My ISP is UKFSN and there the small kind of ISP which you use to get years ago. They don’t like restricting there customers and they hate things like Phorm and other content interception. So what do they make of the DBill?

Recently the UK government pushed through new legislation aimed to address many aspect of the “digital economy”.

Much of the Act is reasonable and needed to ensure that things like the rollout of digital television and radio services can be accomplished properly. The Act also included various measures to do with the Internet that were not well considered and were certainly not properly debated by Parliament and which have attracted much comment from many different parts of society. As an ISP our position on the Act is limited to the parts that relate to the Internet and the operation of Internet Service Providers, including UKFSN.

The Act seeks to implement measures to protect the rights of copyright holders from unauthorised copying and distribution of the works on which they hold copyright. This is a worthwhile aim however the Act has failed to accomplish what is set out to do for a number of reasons. Firstly the Act is clearly written by people who simply do not understand the Internet and how it is used. This shows in a number of ways but primarily in the manner in which the Act seeks to make ISPs and other network operators responsible to prevent copyright infringement and to act as enforcers for the civil rights of others completely bypassing the courts. This is a serious abuse and is, I believe, a prima facie breach of the Human Rights Act in that it removes the protection of the courts from those accused of unlawful activity.

All ISPs and network operators are bound to operate within and to obey the law. This applies to all laws including the Digital Rights Act. This means that we are obliged to act in response to a valid copyright infringement notice or a valid requirement to block access to a site and we will comply with any such valid requirement. Note that I have emphasised valid. The Act states a number of things that will be necessary for such a report or request to be valid. The most important one of these for copyright infringement notices is that we must act in response to a valid notice from the copyright holder or their authorised agent. In order to comply with this requirement we will need anyone who sends such a report to have registered their copyright in a recognised database to which we have free access and to have registered details of any and all agents who are authorised to make such notice reports to us. Further we will need a means of assuring that any notice or report we receive is really from the registered copyright holder or agent – this means they will need to implement a recognised and reliable digital signature system which we can verify.
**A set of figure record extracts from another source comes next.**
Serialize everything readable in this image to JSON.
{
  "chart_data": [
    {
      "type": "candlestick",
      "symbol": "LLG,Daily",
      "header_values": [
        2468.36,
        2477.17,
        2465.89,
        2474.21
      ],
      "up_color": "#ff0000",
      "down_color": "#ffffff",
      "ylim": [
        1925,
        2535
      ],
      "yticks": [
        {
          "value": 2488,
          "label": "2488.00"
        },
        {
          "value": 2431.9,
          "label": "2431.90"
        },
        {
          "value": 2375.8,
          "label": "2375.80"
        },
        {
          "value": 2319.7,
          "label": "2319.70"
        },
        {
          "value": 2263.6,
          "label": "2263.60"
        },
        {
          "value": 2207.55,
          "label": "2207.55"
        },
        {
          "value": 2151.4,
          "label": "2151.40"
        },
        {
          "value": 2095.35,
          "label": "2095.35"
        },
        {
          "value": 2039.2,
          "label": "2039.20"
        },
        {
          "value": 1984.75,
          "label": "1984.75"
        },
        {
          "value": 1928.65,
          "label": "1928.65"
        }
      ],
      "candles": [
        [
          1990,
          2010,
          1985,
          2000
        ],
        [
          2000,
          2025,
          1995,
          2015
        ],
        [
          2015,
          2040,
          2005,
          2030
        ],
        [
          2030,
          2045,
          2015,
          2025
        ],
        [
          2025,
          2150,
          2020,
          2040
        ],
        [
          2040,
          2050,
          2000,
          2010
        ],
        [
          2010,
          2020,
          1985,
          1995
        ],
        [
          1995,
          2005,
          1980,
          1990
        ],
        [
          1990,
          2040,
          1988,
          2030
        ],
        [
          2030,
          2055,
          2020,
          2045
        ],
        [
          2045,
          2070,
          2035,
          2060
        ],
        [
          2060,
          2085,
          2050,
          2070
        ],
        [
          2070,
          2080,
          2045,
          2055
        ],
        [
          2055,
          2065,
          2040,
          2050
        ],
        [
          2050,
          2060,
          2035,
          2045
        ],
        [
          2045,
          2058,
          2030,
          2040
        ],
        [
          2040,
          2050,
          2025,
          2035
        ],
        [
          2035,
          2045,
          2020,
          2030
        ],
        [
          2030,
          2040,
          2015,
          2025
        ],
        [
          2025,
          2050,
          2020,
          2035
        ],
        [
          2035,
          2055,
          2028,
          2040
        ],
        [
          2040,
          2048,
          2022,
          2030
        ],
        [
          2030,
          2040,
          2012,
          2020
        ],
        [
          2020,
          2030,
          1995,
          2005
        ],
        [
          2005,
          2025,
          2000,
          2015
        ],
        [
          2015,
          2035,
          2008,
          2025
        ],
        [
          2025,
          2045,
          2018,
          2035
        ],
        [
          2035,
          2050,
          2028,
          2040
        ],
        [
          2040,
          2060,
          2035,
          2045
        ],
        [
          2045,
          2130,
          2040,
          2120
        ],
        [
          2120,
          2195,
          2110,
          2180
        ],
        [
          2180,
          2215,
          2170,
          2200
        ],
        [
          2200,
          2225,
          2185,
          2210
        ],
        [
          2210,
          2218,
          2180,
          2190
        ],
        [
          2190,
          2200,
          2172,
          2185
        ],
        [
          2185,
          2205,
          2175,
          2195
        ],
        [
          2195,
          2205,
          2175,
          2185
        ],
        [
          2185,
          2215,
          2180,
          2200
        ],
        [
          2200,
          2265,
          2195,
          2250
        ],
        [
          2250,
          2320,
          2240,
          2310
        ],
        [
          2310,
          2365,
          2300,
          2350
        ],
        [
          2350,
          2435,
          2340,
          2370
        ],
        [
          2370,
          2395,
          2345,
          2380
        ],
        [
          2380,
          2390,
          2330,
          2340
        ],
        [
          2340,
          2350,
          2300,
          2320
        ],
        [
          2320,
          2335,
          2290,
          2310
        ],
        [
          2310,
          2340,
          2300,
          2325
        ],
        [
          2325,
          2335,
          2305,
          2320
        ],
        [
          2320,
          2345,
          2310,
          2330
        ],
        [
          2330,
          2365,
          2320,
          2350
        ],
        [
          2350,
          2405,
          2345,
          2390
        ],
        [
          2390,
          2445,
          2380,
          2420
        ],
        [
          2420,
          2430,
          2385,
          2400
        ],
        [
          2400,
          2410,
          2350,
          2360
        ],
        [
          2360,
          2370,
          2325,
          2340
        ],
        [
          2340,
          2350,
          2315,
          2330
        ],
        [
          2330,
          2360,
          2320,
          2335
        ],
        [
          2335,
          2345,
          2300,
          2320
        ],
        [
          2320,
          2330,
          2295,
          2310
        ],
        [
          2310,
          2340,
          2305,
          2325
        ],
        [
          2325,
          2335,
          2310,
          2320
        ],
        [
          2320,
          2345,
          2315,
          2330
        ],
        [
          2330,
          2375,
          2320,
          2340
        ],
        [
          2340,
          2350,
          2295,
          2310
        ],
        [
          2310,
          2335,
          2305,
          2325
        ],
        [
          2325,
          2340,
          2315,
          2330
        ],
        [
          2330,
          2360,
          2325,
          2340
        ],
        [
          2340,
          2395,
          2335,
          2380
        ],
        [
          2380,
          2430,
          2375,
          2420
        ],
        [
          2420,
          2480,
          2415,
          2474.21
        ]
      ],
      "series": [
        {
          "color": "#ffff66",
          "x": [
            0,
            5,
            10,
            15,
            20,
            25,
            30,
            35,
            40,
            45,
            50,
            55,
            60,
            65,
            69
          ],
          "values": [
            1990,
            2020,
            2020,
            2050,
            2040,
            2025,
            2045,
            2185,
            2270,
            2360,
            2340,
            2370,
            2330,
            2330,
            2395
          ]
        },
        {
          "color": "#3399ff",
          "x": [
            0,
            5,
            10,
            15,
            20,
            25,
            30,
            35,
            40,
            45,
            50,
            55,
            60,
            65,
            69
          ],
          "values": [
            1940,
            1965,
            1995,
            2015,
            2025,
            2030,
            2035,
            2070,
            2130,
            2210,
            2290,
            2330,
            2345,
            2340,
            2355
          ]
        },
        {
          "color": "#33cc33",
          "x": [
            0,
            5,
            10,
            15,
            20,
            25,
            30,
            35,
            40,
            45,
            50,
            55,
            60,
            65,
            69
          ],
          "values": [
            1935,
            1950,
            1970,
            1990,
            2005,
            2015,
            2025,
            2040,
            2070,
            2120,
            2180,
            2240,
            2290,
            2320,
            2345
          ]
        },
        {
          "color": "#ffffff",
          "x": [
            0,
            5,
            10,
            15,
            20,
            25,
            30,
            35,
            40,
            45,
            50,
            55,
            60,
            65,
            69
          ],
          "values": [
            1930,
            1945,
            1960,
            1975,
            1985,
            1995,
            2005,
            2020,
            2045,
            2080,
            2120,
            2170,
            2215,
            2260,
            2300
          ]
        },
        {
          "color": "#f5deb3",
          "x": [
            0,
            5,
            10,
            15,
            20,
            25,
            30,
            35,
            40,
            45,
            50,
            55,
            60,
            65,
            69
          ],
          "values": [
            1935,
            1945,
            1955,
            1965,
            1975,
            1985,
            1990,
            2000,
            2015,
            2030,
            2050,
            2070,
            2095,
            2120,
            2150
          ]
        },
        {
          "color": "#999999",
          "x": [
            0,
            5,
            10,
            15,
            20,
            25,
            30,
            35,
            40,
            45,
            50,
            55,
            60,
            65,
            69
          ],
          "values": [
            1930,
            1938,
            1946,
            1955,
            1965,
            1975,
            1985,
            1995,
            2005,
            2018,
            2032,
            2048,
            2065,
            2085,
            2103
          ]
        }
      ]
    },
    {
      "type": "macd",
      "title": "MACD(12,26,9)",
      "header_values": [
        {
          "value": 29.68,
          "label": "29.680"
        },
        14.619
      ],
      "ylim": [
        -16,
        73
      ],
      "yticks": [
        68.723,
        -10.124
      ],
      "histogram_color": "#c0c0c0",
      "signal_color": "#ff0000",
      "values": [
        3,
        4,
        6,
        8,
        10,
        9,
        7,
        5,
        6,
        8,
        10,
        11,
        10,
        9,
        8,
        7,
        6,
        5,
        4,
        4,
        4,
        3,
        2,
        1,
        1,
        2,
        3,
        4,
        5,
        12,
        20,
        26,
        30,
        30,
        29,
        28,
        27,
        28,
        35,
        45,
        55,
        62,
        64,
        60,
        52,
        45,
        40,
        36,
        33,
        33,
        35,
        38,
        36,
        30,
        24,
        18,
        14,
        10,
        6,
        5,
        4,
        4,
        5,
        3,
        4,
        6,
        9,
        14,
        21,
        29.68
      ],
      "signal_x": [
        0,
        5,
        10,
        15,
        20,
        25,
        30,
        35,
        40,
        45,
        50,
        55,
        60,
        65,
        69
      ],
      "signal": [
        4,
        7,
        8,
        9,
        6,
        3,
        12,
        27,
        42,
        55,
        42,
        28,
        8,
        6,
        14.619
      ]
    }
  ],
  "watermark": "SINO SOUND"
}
We simply cannot comply with the Act without this.

The Act specifies that copyright holders and ISPs must share the cost of any systems needed to implement the Act. I strongly believe that, as the only beneficiaries of the Act are copyright holders, they should be the ones to bear the cost. I propose that ISPs implement a system such as I have outlined above and charge copyright holders a very smallannual fee to register each copyright and each agency. This will help to prevent the Act’s requirement on ISPs to act in response to infringement notices from becoming a means for anyone to implement a massive denial of service attack.

I have already had some discussion with other ISPs about this and these ideas are being actively pursued. As things become clearer I will make further statements.

If your ISP isn’t standing against the Digital Rights Act, you really should consider moving to another one and support them.